Traditionally, surgeons perform a sentinel lymph node biopsy (SLNB) if the possibility of a positive node is greater than 5%. Risk factors for positive SLNB include younger age and melanomas with >1mm Breslow depth, ulceration, and/or regression. Before DecisionDx, sentinel lymph node biopsy was highly considered in any melanomas with >1mm depth.
However, the integrated test offers a more precise and personalized risk predictor to better identify patients who could forgo SLNB. Approximately 88% of patients who undergo sentinel lymph node biopsy have negative results, meaning they remain categorized as low risk. Additionally, the test helps identify patients who should be offered a SLNB that may have been missed. Statistically, two out of three patients who develop metastatic disease and die from a primary melanoma were initially classified as stage I or II. The test determines a gene expression profile (GEP) score which represents a ratio of tumor down regulators and upregulators and identifies high risk tumors.

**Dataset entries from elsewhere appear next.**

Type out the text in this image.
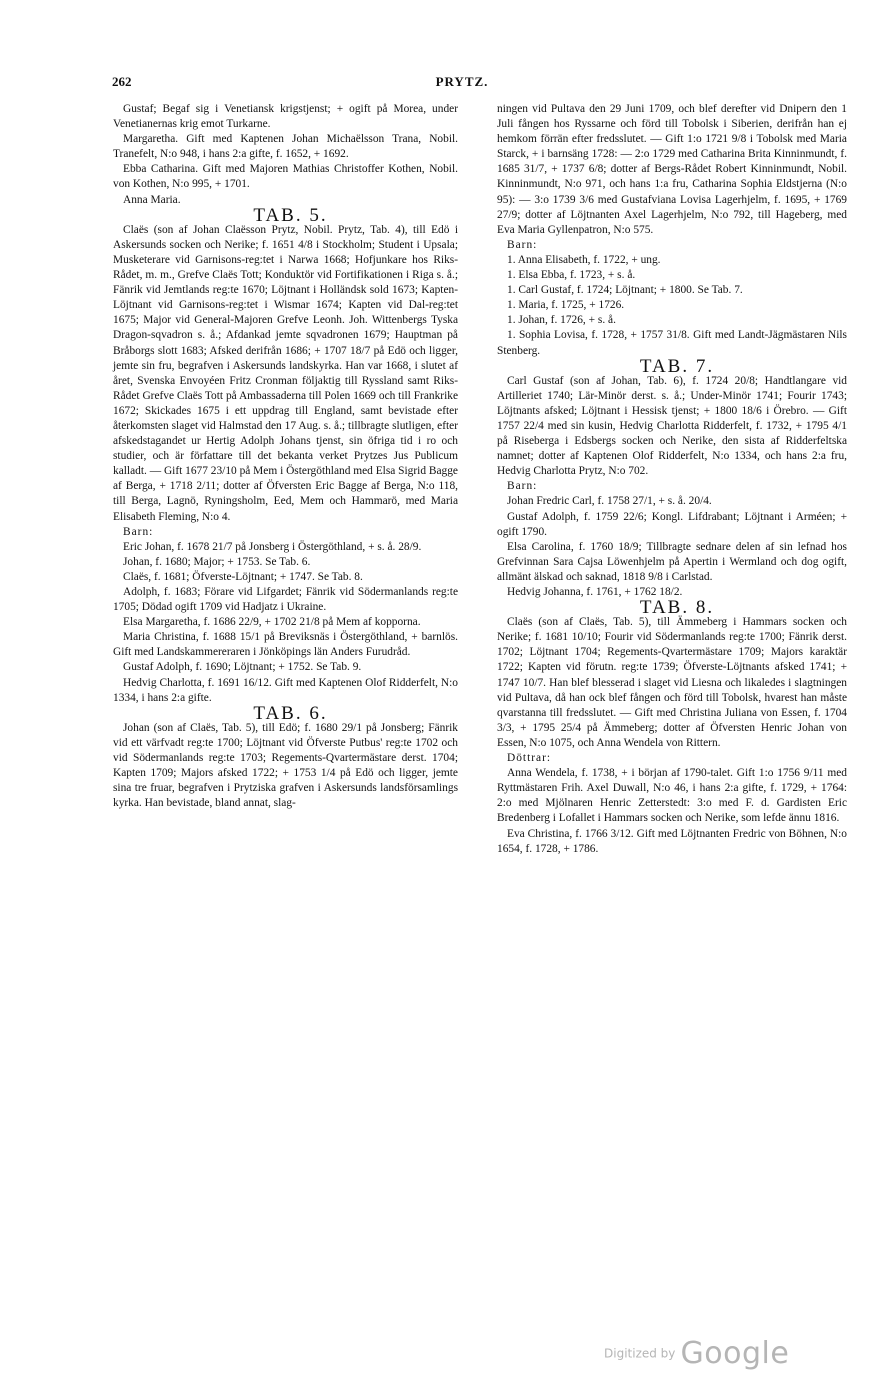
262	PRYTZ.

Gustaf; Begaf sig i Venetiansk krigstjenst; + ogift på Morea, under Venetianernas krig emot Turkarne.

Margaretha. Gift med Kaptenen Johan Michaëlsson Trana, Nobil. Tranefelt, N:o 948, i hans 2:a gifte, f. 1652, + 1692.

Ebba Catharina. Gift med Majoren Mathias Christoffer Kothen, Nobil. von Kothen, N:o 995, + 1701.

Anna Maria.

TAB. 5.

Claës (son af Johan Claësson Prytz, Nobil. Prytz, Tab. 4), till Edö i Askersunds socken och Nerike; f. 1651 4/8 i Stockholm; Student i Upsala; Musketerare vid Garnisons-reg:tet i Narwa 1668; Hofjunkare hos Riks-Rådet, m. m., Grefve Claës Tott; Konduktör vid Fortifikationen i Riga s. å.; Fänrik vid Jemtlands reg:te 1670; Löjtnant i Holländsk sold 1673; Kapten-Löjtnant vid Garnisons-reg:tet i Wismar 1674; Kapten vid Dal-reg:tet 1675; Major vid General-Majoren Grefve Leonh. Joh. Wittenbergs Tyska Dragon-sqvadron s. å.; Afdankad jemte sqvadronen 1679; Hauptman på Bråborgs slott 1683; Afsked derifrån 1686; + 1707 18/7 på Edö och ligger, jemte sin fru, begrafven i Askersunds landskyrka. Han var 1668, i slutet af året, Svenska Envoyéen Fritz Cronman följaktig till Ryssland samt Riks-Rådet Grefve Claës Tott på Ambassaderna till Polen 1669 och till Frankrike 1672; Skickades 1675 i ett uppdrag till England, samt bevistade efter återkomsten slaget vid Halmstad den 17 Aug. s. å.; tillbragte slutligen, efter afskedstagandet ur Hertig Adolph Johans tjenst, sin öfriga tid i ro och studier, och är författare till det bekanta verket Prytzes Jus Publicum kalladt. — Gift 1677 23/10 på Mem i Östergöthland med Elsa Sigrid Bagge af Berga, + 1718 2/11; dotter af Öfversten Eric Bagge af Berga, N:o 118, till Berga, Lagnö, Ryningsholm, Eed, Mem och Hammarö, med Maria Elisabeth Fleming, N:o 4.

Barn:

Eric Johan, f. 1678 21/7 på Jonsberg i Östergöthland, + s. å. 28/9.
Johan, f. 1680; Major; + 1753. Se Tab. 6.
Claës, f. 1681; Öfverste-Löjtnant; + 1747. Se Tab. 8.
Adolph, f. 1683; Förare vid Lifgardet; Fänrik vid Södermanlands reg:te 1705; Dödad ogift 1709 vid Hadjatz i Ukraine.
Elsa Margaretha, f. 1686 22/9, + 1702 21/8 på Mem af kopporna.
Maria Christina, f. 1688 15/1 på Breviksnäs i Östergöthland, + barnlös. Gift med Landskammereraren i Jönköpings län Anders Furudråd.
Gustaf Adolph, f. 1690; Löjtnant; + 1752. Se Tab. 9.
Hedvig Charlotta, f. 1691 16/12. Gift med Kaptenen Olof Ridderfelt, N:o 1334, i hans 2:a gifte.

TAB. 6.

Johan (son af Claës, Tab. 5), till Edö; f. 1680 29/1 på Jonsberg; Fänrik vid ett värfvadt reg:te 1700; Löjtnant vid Öfverste Putbus' reg:te 1702 och vid Södermanlands reg:te 1703; Regements-Qvartermästare derst. 1704; Kapten 1709; Majors afsked 1722; + 1753 1/4 på Edö och ligger, jemte sina tre fruar, begrafven i Prytziska grafven i Askersunds landsförsamlings kyrka. Han bevistade, bland annat, slag-

ningen vid Pultava den 29 Juni 1709, och blef derefter vid Dnipern den 1 Juli fången hos Ryssarne och förd till Tobolsk i Siberien, derifrån han ej hemkom förrän efter fredsslutet. — Gift 1:o 1721 9/8 i Tobolsk med Maria Starck, + i barnsäng 1728: — 2:o 1729 med Catharina Brita Kinninmundt, f. 1685 31/7, + 1737 6/8; dotter af Bergs-Rådet Robert Kinninmundt, Nobil. Kinninmundt, N:o 971, och hans 1:a fru, Catharina Sophia Eldstjerna (N:o 95): — 3:o 1739 3/6 med Gustafviana Lovisa Lagerhjelm, f. 1695, + 1769 27/9; dotter af Löjtnanten Axel Lagerhjelm, N:o 792, till Hageberg, med Eva Maria Gyllenpatron, N:o 575.

Barn:

1. Anna Elisabeth, f. 1722, + ung.
1. Elsa Ebba, f. 1723, + s. å.
1. Carl Gustaf, f. 1724; Löjtnant; + 1800. Se Tab. 7.
1. Maria, f. 1725, + 1726.
1. Johan, f. 1726, + s. å.
1. Sophia Lovisa, f. 1728, + 1757 31/8. Gift med Landt-Jägmästaren Nils Stenberg.

TAB. 7.

Carl Gustaf (son af Johan, Tab. 6), f. 1724 20/8; Handtlangare vid Artilleriet 1740; Lär-Minör derst. s. å.; Under-Minör 1741; Fourir 1743; Löjtnants afsked; Löjtnant i Hessisk tjenst; + 1800 18/6 i Örebro. — Gift 1757 22/4 med sin kusin, Hedvig Charlotta Ridderfelt, f. 1732, + 1795 4/1 på Riseberga i Edsbergs socken och Nerike, den sista af Ridderfeltska namnet; dotter af Kaptenen Olof Ridderfelt, N:o 1334, och hans 2:a fru, Hedvig Charlotta Prytz, N:o 702.

Barn:

Johan Fredric Carl, f. 1758 27/1, + s. å. 20/4.
Gustaf Adolph, f. 1759 22/6; Kongl. Lifdrabant; Löjtnant i Arméen; + ogift 1790.
Elsa Carolina, f. 1760 18/9; Tillbragte sednare delen af sin lefnad hos Grefvinnan Sara Cajsa Löwenhjelm på Apertin i Wermland och dog ogift, allmänt älskad och saknad, 1818 9/8 i Carlstad.
Hedvig Johanna, f. 1761, + 1762 18/2.

TAB. 8.

Claës (son af Claës, Tab. 5), till Ämmeberg i Hammars socken och Nerike; f. 1681 10/10; Fourir vid Södermanlands reg:te 1700; Fänrik derst. 1702; Löjtnant 1704; Regements-Qvartermästare 1709; Majors karaktär 1722; Kapten vid förutn. reg:te 1739; Öfverste-Löjtnants afsked 1741; + 1747 10/7. Han blef blesserad i slaget vid Liesna och likaledes i slagtningen vid Pultava, då han ock blef fången och förd till Tobolsk, hvarest han måste qvarstanna till fredsslutet. — Gift med Christina Juliana von Essen, f. 1704 3/3, + 1795 25/4 på Ämmeberg; dotter af Öfversten Henric Johan von Essen, N:o 1075, och Anna Wendela von Rittern.

Döttrar:

Anna Wendela, f. 1738, + i början af 1790-talet. Gift 1:o 1756 9/11 med Ryttmästaren Frih. Axel Duwall, N:o 46, i hans 2:a gifte, f. 1729, + 1764: 2:o med Mjölnaren Henric Zetterstedt: 3:o med F. d. Gardisten Eric Bredenberg i Lofallet i Hammars socken och Nerike, som lefde ännu 1816.
Eva Christina, f. 1766 3/12. Gift med Löjtnanten Fredric von Böhnen, N:o 1654, f. 1728, + 1786.
Digitized by Google
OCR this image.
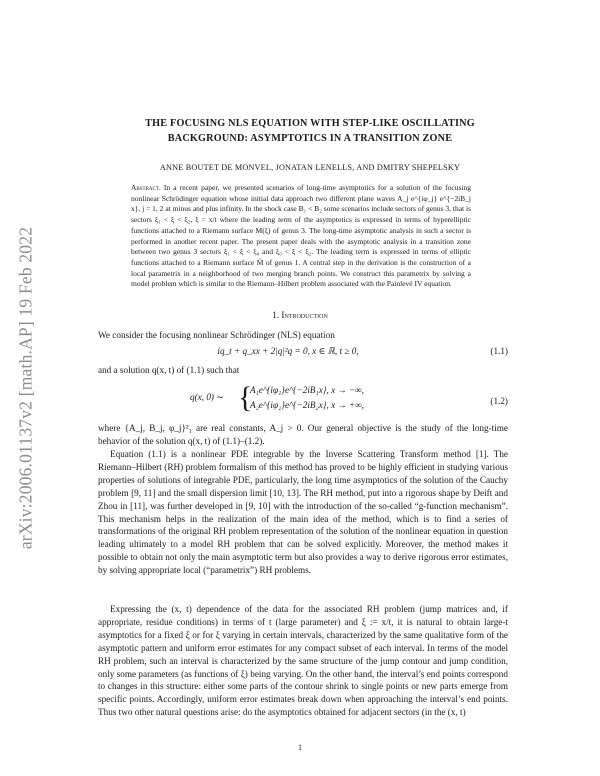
arXiv:2006.01137v2 [math.AP] 19 Feb 2022
THE FOCUSING NLS EQUATION WITH STEP-LIKE OSCILLATING BACKGROUND: ASYMPTOTICS IN A TRANSITION ZONE
ANNE BOUTET DE MONVEL, JONATAN LENELLS, AND DMITRY SHEPELSKY
Abstract. In a recent paper, we presented scenarios of long-time asymptotics for a solution of the focusing nonlinear Schrödinger equation whose initial data approach two different plane waves A_j e^{iφ_j} e^{−2iB_j x}, j = 1, 2 at minus and plus infinity. In the shock case B₁ < B₂ some scenarios include sectors of genus 3, that is sectors ξ₁ < ξ < ξ₂, ξ = x/t where the leading term of the asymptotics is expressed in terms of hyperelliptic functions attached to a Riemann surface M(ξ) of genus 3. The long-time asymptotic analysis in such a sector is performed in another recent paper. The present paper deals with the asymptotic analysis in a transition zone between two genus 3 sectors ξ₁ < ξ < ξ₀ and ξ₀ < ξ < ξ₂. The leading term is expressed in terms of elliptic functions attached to a Riemann surface M̃ of genus 1. A central step in the derivation is the construction of a local parametrix in a neighborhood of two merging branch points. We construct this parametrix by solving a model problem which is similar to the Riemann–Hilbert problem associated with the Painlevé IV equation.
1. Introduction
We consider the focusing nonlinear Schrödinger (NLS) equation
iq_t + q_xx + 2|q|²q = 0, x ∈ ℝ, t ≥ 0,	(1.1)
and a solution q(x, t) of (1.1) such that
(1.2)
q(x, 0) ∼ {
A₁e^{iφ₁}e^{−2iB₁x}, x → −∞,
A₂e^{iφ₂}e^{−2iB₂x}, x → +∞,
where {A_j, B_j, φ_j}²₁ are real constants, A_j > 0. Our general objective is the study of the long-time behavior of the solution q(x, t) of (1.1)–(1.2).
Equation (1.1) is a nonlinear PDE integrable by the Inverse Scattering Transform method [1]. The Riemann–Hilbert (RH) problem formalism of this method has proved to be highly efficient in studying various properties of solutions of integrable PDE, particularly, the long time asymptotics of the solution of the Cauchy problem [9, 11] and the small dispersion limit [10, 13]. The RH method, put into a rigorous shape by Deift and Zhou in [11], was further developed in [9, 10] with the introduction of the so-called “g-function mechanism”. This mechanism helps in the realization of the main idea of the method, which is to find a series of transformations of the original RH problem representation of the solution of the nonlinear equation in question leading ultimately to a model RH problem that can be solved explicitly. Moreover, the method makes it possible to obtain not only the main asymptotic term but also provides a way to derive rigorous error estimates, by solving appropriate local (“parametrix”) RH problems.
Expressing the (x, t) dependence of the data for the associated RH problem (jump matrices and, if appropriate, residue conditions) in terms of t (large parameter) and ξ := x/t, it is natural to obtain large-t asymptotics for a fixed ξ or for ξ varying in certain intervals, characterized by the same qualitative form of the asymptotic pattern and uniform error estimates for any compact subset of each interval. In terms of the model RH problem, such an interval is characterized by the same structure of the jump contour and jump condition, only some parameters (as functions of ξ) being varying. On the other hand, the interval’s end points correspond to changes in this structure: either some parts of the contour shrink to single points or new parts emerge from specific points. Accordingly, uniform error estimates break down when approaching the interval’s end points. Thus two other natural questions arise: do the asymptotics obtained for adjacent sectors (in the (x, t)
1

The GEP score correlates with 1A (lowest), 1B/2A (increased), and 2B (highest) risk of recurrence and/or metastasis in 5 years.
The current test also offers an i-31 GEP algorithm that utilizes the GEP score, Breslow thickness, ulceration rate, mitotic rate, and age to determine a personalized estimate of the likelihood of sentinel lymph node positivity.
At SCARS Center, we currently utilize the test to determine which patients may benefit from a SLNB and to guide follow-up and overall management. We are also a study site for CastleBiosciences which is currently collecting data to continue to optimize the test and its impact on melanoma management.